The growth of enterprise networks and the explosion of connected devices has turned Identity and Access Management (IAM) into one of the top concerns of IT organizations across the globe.
IAM is often implemented using directory-service solutions provided by operating-system or enterprise applications. Almost all of these approaches use hierarchical data structures unable to cope with the complex, ever-changing relationships found in everyday business.
Traditional Directory Services Can’t Keep Up
Organization charts and approval chains are affected by reorganizations, promotions, mergers, acquisitions and divestitures. Then you have supply chains, which are in constant motion as suppliers come and go. Likewise, facilities change as buildings are added and remodeled, while physical and virtual meeting resources shift.
Finally, there are network resources in flux, including the addition and deletion of servers, applications, desktops, devices and networking equipment.
… And the list goes on.
Without a centralized source of IAM information, every time there’s a change of any size, you must identify which systems are affected, make the change to each system and test your modifications. It’s enough to keep an army of administrators busy – and crazy at the same time.
Adding insult to injury, as the datasets in custom-built IAM systems grow in size and complexity they become slow or even unresponsive. At that point, they impact the performance of every application and the productivity of every user that depend on them.
Why Use a Graph Database for IAM?
With today’s established directory of services solutions to choose from, why should you consider using a graph database for implementing an identity and access management solution for your organization?
The answer is simple: The challenges of IAM and directory services are perfect applications of graph technology.
To use any other approach – purpose-built or otherwise – is choosing an inferior solution for crucial technology that resides at the core of all your enterprise applications.
A graph database is the right IAM solution for a variety of invaluable reasons. For example, by choosing a graph approach to IAM, you can:
- Handle organizational changes easily in one place and have them automatically affect your entire organization and its systems
- Describe all your people, entities and resources fully using graph’s rich relationship and metadata models
- Include employees, partners, customers, suppliers and outside services and resources to enable secure management of the extended enterprise
- Build directories of any size – even with billions of parties and resources – that use graph structures to maintain responsive scale
- Create complex, densely-connected, access-control structures, approval chains and workflows
- Define and maintain any combination of hierarchical and non-hierarchical organizational and approval structures
Answer Any Access Question Fast
Since graph database technology allows you to query relationships in any direction, you can use it to perform a variety of top-down and bottom-up IAM queries, such as:
- Which applications can a specific user can access?

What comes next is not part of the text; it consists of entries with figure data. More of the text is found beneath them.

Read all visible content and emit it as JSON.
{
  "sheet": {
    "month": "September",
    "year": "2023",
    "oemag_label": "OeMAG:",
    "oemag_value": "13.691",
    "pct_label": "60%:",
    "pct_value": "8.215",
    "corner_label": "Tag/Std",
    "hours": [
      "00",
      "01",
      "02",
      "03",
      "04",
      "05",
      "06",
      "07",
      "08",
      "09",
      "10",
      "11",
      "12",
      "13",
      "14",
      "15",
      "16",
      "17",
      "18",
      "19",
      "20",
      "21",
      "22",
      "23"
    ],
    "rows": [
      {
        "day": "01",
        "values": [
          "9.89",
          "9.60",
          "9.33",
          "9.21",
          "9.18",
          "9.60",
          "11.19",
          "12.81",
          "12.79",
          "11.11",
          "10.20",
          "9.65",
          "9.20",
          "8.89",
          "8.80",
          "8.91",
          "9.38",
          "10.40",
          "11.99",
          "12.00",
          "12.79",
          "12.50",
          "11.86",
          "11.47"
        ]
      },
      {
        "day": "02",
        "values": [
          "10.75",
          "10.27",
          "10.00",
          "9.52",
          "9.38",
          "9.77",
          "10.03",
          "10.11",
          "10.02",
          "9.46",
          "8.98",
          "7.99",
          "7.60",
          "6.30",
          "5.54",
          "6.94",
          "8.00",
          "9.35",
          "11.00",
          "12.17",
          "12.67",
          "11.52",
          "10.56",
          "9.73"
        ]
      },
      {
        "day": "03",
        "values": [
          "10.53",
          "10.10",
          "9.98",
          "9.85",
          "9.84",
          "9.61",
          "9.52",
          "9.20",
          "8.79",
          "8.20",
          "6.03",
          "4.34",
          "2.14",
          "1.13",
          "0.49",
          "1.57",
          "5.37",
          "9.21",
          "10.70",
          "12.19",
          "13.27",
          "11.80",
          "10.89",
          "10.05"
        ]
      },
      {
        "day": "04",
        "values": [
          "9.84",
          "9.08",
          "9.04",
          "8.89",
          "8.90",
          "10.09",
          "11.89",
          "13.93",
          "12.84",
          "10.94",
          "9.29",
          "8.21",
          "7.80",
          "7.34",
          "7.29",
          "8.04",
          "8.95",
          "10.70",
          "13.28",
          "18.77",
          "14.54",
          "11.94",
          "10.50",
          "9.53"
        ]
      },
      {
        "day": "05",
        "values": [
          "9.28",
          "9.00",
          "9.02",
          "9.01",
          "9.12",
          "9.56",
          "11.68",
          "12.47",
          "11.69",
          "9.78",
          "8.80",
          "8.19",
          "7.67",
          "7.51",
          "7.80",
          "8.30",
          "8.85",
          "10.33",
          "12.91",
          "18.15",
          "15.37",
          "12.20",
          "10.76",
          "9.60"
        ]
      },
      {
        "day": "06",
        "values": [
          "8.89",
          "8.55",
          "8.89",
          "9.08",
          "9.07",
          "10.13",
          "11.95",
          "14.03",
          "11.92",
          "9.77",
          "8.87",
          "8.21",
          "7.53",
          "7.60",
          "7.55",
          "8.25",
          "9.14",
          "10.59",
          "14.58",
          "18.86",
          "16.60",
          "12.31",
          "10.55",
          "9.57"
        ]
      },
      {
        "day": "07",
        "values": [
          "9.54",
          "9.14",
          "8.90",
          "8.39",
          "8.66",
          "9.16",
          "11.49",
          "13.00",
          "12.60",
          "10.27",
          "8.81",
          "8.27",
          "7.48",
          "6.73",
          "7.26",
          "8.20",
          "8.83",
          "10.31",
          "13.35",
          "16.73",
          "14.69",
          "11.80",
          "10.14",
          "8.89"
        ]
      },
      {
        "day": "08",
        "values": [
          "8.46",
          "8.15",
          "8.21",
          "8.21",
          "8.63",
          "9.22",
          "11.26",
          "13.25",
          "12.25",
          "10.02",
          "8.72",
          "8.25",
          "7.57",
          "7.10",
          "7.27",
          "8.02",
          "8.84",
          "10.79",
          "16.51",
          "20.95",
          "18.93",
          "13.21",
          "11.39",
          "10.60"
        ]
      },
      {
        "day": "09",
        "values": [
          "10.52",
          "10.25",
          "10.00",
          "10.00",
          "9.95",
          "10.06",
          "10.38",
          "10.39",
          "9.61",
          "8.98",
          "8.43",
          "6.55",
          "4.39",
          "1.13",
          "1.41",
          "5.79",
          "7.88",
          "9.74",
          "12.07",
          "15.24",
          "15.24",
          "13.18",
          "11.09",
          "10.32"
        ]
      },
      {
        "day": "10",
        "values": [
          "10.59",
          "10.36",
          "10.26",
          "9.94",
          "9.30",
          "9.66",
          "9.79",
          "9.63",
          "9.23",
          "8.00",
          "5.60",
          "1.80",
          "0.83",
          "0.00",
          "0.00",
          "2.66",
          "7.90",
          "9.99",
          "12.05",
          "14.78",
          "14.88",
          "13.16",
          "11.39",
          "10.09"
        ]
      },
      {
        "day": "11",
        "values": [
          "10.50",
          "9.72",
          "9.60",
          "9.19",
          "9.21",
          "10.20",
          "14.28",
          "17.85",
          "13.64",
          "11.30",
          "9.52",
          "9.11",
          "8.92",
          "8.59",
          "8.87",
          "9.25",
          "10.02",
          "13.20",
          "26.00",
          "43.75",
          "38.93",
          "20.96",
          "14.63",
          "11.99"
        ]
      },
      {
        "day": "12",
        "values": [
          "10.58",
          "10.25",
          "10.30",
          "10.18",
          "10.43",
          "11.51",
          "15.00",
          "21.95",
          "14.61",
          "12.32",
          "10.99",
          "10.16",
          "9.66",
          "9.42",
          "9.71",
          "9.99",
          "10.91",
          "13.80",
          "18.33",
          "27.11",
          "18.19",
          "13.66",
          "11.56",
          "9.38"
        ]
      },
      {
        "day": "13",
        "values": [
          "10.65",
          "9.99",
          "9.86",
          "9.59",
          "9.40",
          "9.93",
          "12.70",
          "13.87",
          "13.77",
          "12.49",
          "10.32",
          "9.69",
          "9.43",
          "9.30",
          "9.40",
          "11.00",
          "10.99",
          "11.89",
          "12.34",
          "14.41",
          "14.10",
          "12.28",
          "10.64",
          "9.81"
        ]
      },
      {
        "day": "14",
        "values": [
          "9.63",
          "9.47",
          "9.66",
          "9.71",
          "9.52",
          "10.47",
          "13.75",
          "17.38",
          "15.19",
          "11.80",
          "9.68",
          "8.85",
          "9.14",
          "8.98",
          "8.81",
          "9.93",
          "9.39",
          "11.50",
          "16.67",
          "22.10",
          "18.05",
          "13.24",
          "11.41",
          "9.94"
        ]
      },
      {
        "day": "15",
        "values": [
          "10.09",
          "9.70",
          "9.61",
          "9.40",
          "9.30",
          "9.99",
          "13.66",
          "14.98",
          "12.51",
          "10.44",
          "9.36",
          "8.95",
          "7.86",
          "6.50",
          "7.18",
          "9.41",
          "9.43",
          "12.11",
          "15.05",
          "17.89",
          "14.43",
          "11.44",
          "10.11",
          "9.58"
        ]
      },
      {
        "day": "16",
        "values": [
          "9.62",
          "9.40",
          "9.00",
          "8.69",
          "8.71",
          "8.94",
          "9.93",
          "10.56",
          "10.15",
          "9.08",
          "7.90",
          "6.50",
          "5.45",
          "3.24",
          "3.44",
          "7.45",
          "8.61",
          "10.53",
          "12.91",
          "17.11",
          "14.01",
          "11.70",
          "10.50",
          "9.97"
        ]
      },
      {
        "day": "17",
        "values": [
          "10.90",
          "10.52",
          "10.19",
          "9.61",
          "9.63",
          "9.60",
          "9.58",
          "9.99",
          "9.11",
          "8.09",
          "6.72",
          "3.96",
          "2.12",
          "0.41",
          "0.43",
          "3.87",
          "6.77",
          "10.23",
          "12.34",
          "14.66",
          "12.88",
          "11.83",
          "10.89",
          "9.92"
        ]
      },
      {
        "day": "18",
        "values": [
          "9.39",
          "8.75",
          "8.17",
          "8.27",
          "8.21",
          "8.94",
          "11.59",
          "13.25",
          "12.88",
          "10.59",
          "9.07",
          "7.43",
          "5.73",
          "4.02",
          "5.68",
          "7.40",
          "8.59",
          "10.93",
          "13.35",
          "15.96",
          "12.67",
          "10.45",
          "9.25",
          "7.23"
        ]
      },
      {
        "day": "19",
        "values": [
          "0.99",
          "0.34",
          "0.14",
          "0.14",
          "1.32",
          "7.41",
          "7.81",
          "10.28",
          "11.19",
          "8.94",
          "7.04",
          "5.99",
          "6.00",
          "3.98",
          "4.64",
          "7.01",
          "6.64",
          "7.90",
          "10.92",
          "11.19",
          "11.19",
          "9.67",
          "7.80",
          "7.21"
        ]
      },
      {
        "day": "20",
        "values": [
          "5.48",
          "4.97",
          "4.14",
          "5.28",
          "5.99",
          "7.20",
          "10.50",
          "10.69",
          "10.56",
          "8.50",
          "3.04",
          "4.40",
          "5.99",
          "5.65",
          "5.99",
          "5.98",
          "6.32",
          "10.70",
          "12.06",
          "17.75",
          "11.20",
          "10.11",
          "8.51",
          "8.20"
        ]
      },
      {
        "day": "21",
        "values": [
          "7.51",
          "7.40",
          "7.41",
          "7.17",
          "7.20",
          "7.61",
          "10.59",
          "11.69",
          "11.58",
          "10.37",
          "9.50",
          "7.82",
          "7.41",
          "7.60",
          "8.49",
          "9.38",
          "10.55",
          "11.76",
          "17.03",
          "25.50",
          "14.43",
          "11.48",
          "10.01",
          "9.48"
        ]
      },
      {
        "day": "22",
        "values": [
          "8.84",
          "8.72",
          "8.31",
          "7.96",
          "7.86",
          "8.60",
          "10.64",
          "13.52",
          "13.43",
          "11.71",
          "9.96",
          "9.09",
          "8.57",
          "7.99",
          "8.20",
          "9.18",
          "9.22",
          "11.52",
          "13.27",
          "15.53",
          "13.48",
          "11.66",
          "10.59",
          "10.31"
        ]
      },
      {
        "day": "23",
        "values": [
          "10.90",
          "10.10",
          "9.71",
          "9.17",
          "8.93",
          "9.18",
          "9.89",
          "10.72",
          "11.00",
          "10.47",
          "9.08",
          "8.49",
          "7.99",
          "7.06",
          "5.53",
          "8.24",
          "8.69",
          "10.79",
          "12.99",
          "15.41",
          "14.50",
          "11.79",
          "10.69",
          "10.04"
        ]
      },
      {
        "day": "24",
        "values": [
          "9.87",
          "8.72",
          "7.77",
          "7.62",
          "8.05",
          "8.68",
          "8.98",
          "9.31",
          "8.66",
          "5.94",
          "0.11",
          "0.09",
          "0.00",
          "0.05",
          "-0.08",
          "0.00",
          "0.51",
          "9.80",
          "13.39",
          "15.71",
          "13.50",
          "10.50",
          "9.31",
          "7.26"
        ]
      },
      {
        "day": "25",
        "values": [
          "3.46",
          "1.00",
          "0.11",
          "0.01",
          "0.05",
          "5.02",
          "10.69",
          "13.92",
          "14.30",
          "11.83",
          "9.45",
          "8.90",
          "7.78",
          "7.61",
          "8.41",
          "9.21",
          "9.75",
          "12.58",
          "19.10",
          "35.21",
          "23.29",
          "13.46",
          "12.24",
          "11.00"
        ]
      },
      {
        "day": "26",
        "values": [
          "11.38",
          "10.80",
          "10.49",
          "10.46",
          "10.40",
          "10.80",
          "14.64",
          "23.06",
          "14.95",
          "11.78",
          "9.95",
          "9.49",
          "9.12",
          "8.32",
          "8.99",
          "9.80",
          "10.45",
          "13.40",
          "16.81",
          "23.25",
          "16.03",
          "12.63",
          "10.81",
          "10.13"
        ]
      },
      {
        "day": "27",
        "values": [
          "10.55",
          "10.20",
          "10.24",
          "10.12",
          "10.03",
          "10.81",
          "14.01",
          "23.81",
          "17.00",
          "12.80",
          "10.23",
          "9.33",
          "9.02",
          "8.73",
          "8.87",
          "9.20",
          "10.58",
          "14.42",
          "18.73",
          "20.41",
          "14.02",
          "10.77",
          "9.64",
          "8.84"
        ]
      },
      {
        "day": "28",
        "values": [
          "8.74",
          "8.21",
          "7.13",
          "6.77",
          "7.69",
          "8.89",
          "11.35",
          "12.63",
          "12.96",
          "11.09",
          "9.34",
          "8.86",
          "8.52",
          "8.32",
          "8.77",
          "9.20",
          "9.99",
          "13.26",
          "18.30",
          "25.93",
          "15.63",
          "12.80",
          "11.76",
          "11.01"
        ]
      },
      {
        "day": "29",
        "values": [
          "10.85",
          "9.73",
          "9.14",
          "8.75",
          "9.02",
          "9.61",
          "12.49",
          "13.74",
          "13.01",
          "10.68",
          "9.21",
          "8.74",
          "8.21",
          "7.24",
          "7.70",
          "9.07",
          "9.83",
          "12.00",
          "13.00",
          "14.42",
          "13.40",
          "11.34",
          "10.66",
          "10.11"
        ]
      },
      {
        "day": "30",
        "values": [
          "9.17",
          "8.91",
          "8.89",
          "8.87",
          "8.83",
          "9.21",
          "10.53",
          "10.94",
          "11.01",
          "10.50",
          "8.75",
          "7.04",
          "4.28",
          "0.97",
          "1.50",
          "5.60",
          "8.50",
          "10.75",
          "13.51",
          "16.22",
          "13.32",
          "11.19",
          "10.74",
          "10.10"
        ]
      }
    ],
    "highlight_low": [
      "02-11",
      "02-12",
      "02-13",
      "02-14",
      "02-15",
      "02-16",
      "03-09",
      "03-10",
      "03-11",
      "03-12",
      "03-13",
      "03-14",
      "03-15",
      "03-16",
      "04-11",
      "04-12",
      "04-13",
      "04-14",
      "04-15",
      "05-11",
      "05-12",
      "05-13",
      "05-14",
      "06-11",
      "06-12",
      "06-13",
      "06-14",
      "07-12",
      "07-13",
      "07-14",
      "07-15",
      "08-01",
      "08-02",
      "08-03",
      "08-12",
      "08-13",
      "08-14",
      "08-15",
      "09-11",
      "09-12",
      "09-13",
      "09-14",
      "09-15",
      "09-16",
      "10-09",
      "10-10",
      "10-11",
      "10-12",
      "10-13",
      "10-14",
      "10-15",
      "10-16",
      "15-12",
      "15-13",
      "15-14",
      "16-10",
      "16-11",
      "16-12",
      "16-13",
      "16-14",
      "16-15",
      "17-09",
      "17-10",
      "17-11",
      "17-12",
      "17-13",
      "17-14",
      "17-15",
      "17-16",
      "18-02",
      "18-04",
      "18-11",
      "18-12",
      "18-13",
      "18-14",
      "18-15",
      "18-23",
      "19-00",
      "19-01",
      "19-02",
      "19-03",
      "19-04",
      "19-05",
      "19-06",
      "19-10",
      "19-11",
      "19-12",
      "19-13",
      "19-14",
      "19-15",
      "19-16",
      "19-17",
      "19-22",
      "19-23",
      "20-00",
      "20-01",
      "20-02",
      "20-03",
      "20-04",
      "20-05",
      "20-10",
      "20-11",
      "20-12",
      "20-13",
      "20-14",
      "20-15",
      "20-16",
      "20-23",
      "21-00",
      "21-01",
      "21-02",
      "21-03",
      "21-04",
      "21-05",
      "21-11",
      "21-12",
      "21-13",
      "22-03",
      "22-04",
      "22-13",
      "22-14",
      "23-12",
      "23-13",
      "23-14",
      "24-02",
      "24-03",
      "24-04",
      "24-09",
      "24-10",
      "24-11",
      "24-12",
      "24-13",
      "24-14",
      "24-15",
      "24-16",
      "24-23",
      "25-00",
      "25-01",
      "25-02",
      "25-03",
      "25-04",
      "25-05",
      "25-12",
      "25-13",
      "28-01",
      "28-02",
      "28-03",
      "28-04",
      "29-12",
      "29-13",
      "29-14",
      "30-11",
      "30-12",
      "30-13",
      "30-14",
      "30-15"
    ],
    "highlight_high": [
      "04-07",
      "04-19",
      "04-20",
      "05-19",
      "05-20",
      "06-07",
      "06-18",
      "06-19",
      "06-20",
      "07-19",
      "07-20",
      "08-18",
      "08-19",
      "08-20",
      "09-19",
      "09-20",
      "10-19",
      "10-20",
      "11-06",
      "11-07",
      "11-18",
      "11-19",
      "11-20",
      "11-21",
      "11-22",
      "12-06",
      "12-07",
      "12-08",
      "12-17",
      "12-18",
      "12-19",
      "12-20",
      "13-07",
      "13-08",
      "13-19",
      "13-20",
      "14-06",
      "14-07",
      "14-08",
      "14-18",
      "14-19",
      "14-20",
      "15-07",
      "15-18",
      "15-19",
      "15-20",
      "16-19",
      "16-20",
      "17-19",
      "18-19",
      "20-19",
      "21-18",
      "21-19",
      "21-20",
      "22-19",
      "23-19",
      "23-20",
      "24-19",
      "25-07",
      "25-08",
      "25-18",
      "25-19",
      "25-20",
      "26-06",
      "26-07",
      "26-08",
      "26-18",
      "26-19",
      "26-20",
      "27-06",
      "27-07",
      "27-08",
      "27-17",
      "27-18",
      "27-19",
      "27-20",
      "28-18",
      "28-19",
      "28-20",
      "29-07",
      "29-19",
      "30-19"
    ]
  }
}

- Which users are permitted to access a specific application?
- Which resources—products, services, documents, etc.—can a specific user access or an admin manage?
- Given a specific resource, who can modify its settings?
Such speed makes graph-based IAM particularly applicable for applications with large audiences, many resources and complex connections. This goes for social networks, customer portals, content management, document systems and federated services.
Reinventing IAM at Telenor
Telenor Group provides mobile network services across Scandinavia, Eastern Europe and Asia. For several years, Telenor has offered self-service account management to large business customers. Using a browser-based application, administrators can add and remove services on behalf of their employees.
To ensure users and administrators see and change only those parts of the organization and the services they’re entitled to manage, the application employs a complex identity and access management system that assigns service privileges to millions of users.
Due to performance and responsiveness problems, Telenor replaced their old IAM technology with a Neo4j graph database IAM solution.
Their original, relational IAM system used recursive joins to model complex organizational structures and product hierarchies. The join-intensive model crippled the performance of their self-service application, threatening customer satisfaction at their most important business accounts.
Telenor’s new graph-database IAM solution delivered the performance, scalability and maintainability required by their self-service portal, and reduced query response times from many minutes to milliseconds.
The Bottom Line: IAM Requires Graph Technology
For your enterprise organization, managing multiple changing roles, groups, products and authorizations is an increasingly complex task.
Traditional directory services and relational databases cannot handle the size, complexity, connectedness and ever-changing nature of identity and access-management information.
Likewise, the slow query times of relational IAM crush the performance of enterprise applications and portals, affecting all of your employees, customers and partners.